Tego dnia, by podnieść wibracje mojego nowego pokoju, kupiłam farby. Olejne. Sześć podstawowych kolorów, takie jakie kupuje sie dla dzieci na szkolną wyprawkę. W małych plastikowych kubeczkach z dołączonym pędzelkiem w gratisie. Kupiłam też arkusz. W kolorze betonowym. To znaczy takim niby fioletowym, niby różowym, niby szarym… Nie myślałam wcale co ja robię, po prostu moje ja, moja intuicja tego chciała i ja jej to dałam.
W tę niezwykłą noc przykleiłam betonowy papier do ściany. Otworzyłam farby. W pokoju zaczął unosić się specyficzny ich zapach.
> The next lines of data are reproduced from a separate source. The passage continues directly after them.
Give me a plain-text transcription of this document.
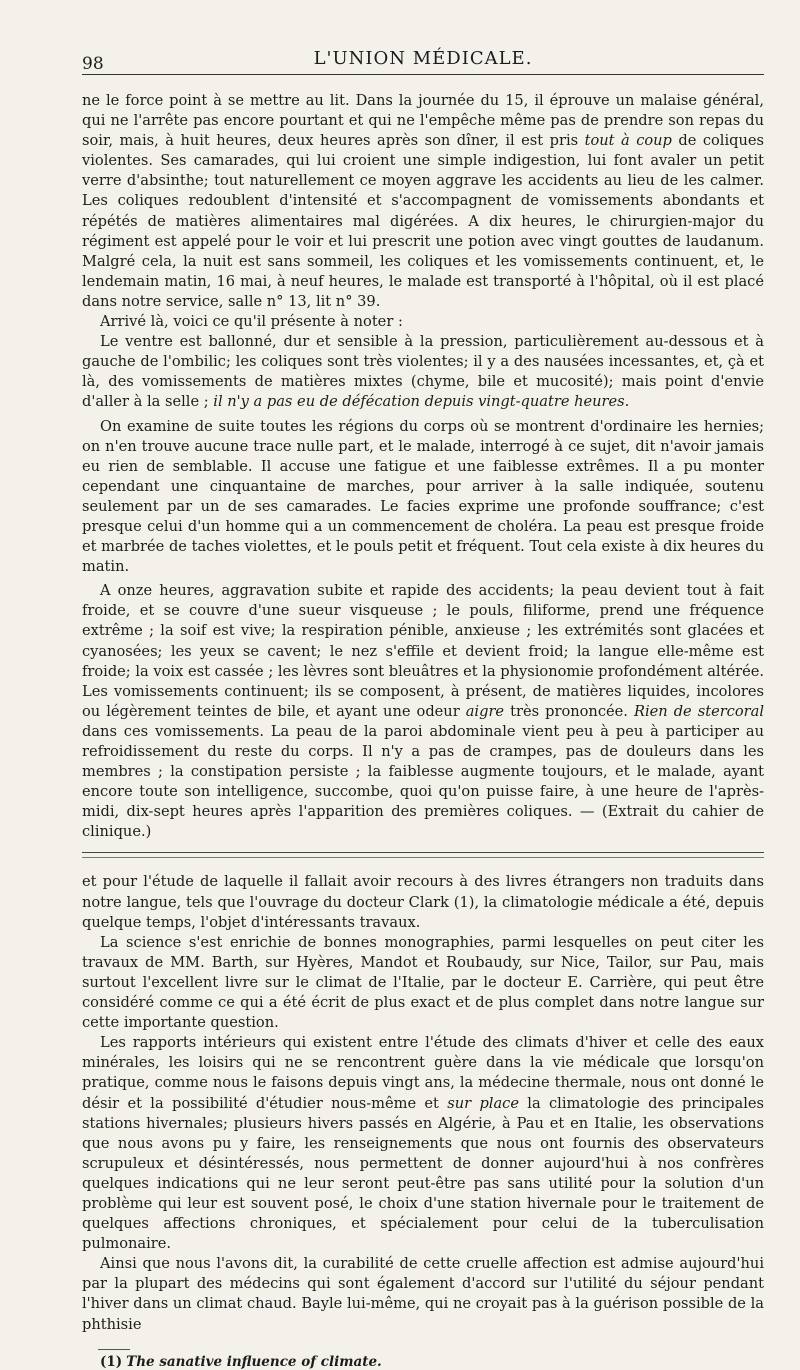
98	L'UNION MÉDICALE.

ne le force point à se mettre au lit. Dans la journée du 15, il éprouve un malaise général, qui ne l'arrête pas encore pourtant et qui ne l'empêche même pas de prendre son repas du soir, mais, à huit heures, deux heures après son dîner, il est pris tout à coup de coliques violentes. Ses camarades, qui lui croient une simple indigestion, lui font avaler un petit verre d'absinthe; tout naturellement ce moyen aggrave les accidents au lieu de les calmer. Les coliques redoublent d'intensité et s'accompagnent de vomissements abondants et répétés de matières alimentaires mal digérées. A dix heures, le chirurgien-major du régiment est appelé pour le voir et lui prescrit une potion avec vingt gouttes de laudanum. Malgré cela, la nuit est sans sommeil, les coliques et les vomissements continuent, et, le lendemain matin, 16 mai, à neuf heures, le malade est transporté à l'hôpital, où il est placé dans notre service, salle n° 13, lit n° 39.

Arrivé là, voici ce qu'il présente à noter :

Le ventre est ballonné, dur et sensible à la pression, particulièrement au-dessous et à gauche de l'ombilic; les coliques sont très violentes; il y a des nausées incessantes, et, çà et là, des vomissements de matières mixtes (chyme, bile et mucosité); mais point d'envie d'aller à la selle ; il n'y a pas eu de défécation depuis vingt-quatre heures.

On examine de suite toutes les régions du corps où se montrent d'ordinaire les hernies; on n'en trouve aucune trace nulle part, et le malade, interrogé à ce sujet, dit n'avoir jamais eu rien de semblable. Il accuse une fatigue et une faiblesse extrêmes. Il a pu monter cependant une cinquantaine de marches, pour arriver à la salle indiquée, soutenu seulement par un de ses camarades. Le facies exprime une profonde souffrance; c'est presque celui d'un homme qui a un commencement de choléra. La peau est presque froide et marbrée de taches violettes, et le pouls petit et fréquent. Tout cela existe à dix heures du matin.

A onze heures, aggravation subite et rapide des accidents; la peau devient tout à fait froide, et se couvre d'une sueur visqueuse ; le pouls, filiforme, prend une fréquence extrême ; la soif est vive; la respiration pénible, anxieuse ; les extrémités sont glacées et cyanosées; les yeux se cavent; le nez s'effile et devient froid; la langue elle-même est froide; la voix est cassée ; les lèvres sont bleuâtres et la physionomie profondément altérée. Les vomissements continuent; ils se composent, à présent, de matières liquides, incolores ou légèrement teintes de bile, et ayant une odeur aigre très prononcée. Rien de stercoral dans ces vomissements. La peau de la paroi abdominale vient peu à peu à participer au refroidissement du reste du corps. Il n'y a pas de crampes, pas de douleurs dans les membres ; la constipation persiste ; la faiblesse augmente toujours, et le malade, ayant encore toute son intelligence, succombe, quoi qu'on puisse faire, à une heure de l'après-midi, dix-sept heures après l'apparition des premières coliques. — (Extrait du cahier de clinique.)

et pour l'étude de laquelle il fallait avoir recours à des livres étrangers non traduits dans notre langue, tels que l'ouvrage du docteur Clark (1), la climatologie médicale a été, depuis quelque temps, l'objet d'intéressants travaux.

La science s'est enrichie de bonnes monographies, parmi lesquelles on peut citer les travaux de MM. Barth, sur Hyères, Mandot et Roubaudy, sur Nice, Tailor, sur Pau, mais surtout l'excellent livre sur le climat de l'Italie, par le docteur E. Carrière, qui peut être considéré comme ce qui a été écrit de plus exact et de plus complet dans notre langue sur cette importante question.

Les rapports intérieurs qui existent entre l'étude des climats d'hiver et celle des eaux minérales, les loisirs qui ne se rencontrent guère dans la vie médicale que lorsqu'on pratique, comme nous le faisons depuis vingt ans, la médecine thermale, nous ont donné le désir et la possibilité d'étudier nous-même et sur place la climatologie des principales stations hivernales; plusieurs hivers passés en Algérie, à Pau et en Italie, les observations que nous avons pu y faire, les renseignements que nous ont fournis des observateurs scrupuleux et désintéressés, nous permettent de donner aujourd'hui à nos confrères quelques indications qui ne leur seront peut-être pas sans utilité pour la solution d'un problème qui leur est souvent posé, le choix d'une station hivernale pour le traitement de quelques affections chroniques, et spécialement pour celui de la tuberculisation pulmonaire.

Ainsi que nous l'avons dit, la curabilité de cette cruelle affection est admise aujourd'hui par la plupart des médecins qui sont également d'accord sur l'utilité du séjour pendant l'hiver dans un climat chaud. Bayle lui-même, qui ne croyait pas à la guérison possible de la phthisie

(1) The sanative influence of climate.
Nieśmiało zatopiłam palec wskazujący prawej ręki w czerwonej farbie. Poczułam jej miękkość i wyjątkowe ciepło. Zaczęłam krążyć palcem w kubeczku, obserwując jak maź się z niego wylewa. Czerwonym palcem zaczęłam kreślić linie. Najpierw pionowe, potem poziome. Falowanie i koła… Farba szybko zasychała na palcu. Czułam jak wchodzi pod paznokcie. Do wskazującego dołączyły inne place i lewa ręka. I tak zaczęło się przedstawienie pełne ekspresji i emocji. Każdy paluszek doświadczał litości farby, a betonowy papier… cóż stał się tęczowym.
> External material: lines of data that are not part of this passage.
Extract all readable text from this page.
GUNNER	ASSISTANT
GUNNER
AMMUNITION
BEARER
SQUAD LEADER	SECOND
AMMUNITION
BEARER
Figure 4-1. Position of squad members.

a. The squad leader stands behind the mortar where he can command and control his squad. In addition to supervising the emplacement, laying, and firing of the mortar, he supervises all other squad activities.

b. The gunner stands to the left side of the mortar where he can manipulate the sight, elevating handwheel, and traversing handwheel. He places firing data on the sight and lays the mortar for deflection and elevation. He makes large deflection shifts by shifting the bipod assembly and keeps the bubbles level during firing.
Obrazek przedstawiał nic. A jednak dał frajdę i radochę mojej duszy na długo. Wisiał jeszcze przez chwilę na ścianie a potem wylądował gdzieś, gdzie lądują zapomniane i niepotrzebne obrazy. Nie żałuję, że go nie zatrzymałam. Dla mnie ważniejszy był sam moment, proces niż efekt.
Czasami droga jest fajniejsza niż sam cel. Tego nauczyły mnie farby. Tego uczą mnie farby, bo od tamtej pamiętnej lipcowej nocy 2018 roku farby wzbogaciły mój piórnik. Już nie tylko olejne, a akwarele i akryle. Już nie palce, a milion różnych pędzli, już nie jeden arkusz, a blok. Tak zmienia się życie kiedy słucha sie swego wewnętrznego głosu. I kiedy pytasz się co to jest malarstwo intuicyjne, uświadamiasz sobie, że tworzyłaś tak już dawno, tylko nie widziałaś, że TO ma nazwę.
*Matariki – tak nazwali Maorysi Plejady. Gwiazdy pojawiają sie na nieboskłonie półkuli południowej w czerwcu i zwiastują nadejście zimy. W mitologii Maoryskiej Matariki to „oczy boga Tawhirimatea”. Według mitologii Maorysów, Tawhirimatea, bóg wiatru i pogody, był rozwścieczony rozdzieleniem nieba i ziemi – jego rodzice, Ranginui i Papatūānuku. Pokonany w bitwie przez swojego brata, Tawhirimatea uciekł w niebo, by żyć z Ranginui, ale w swoim gniewie najpierw wyłupił oczy w geście pogardy wobec rodzeństwa i rzucił je w niebo, gdzie pozostają, przyklejone do jego pierś ojca. (Źródło: Wikipedia)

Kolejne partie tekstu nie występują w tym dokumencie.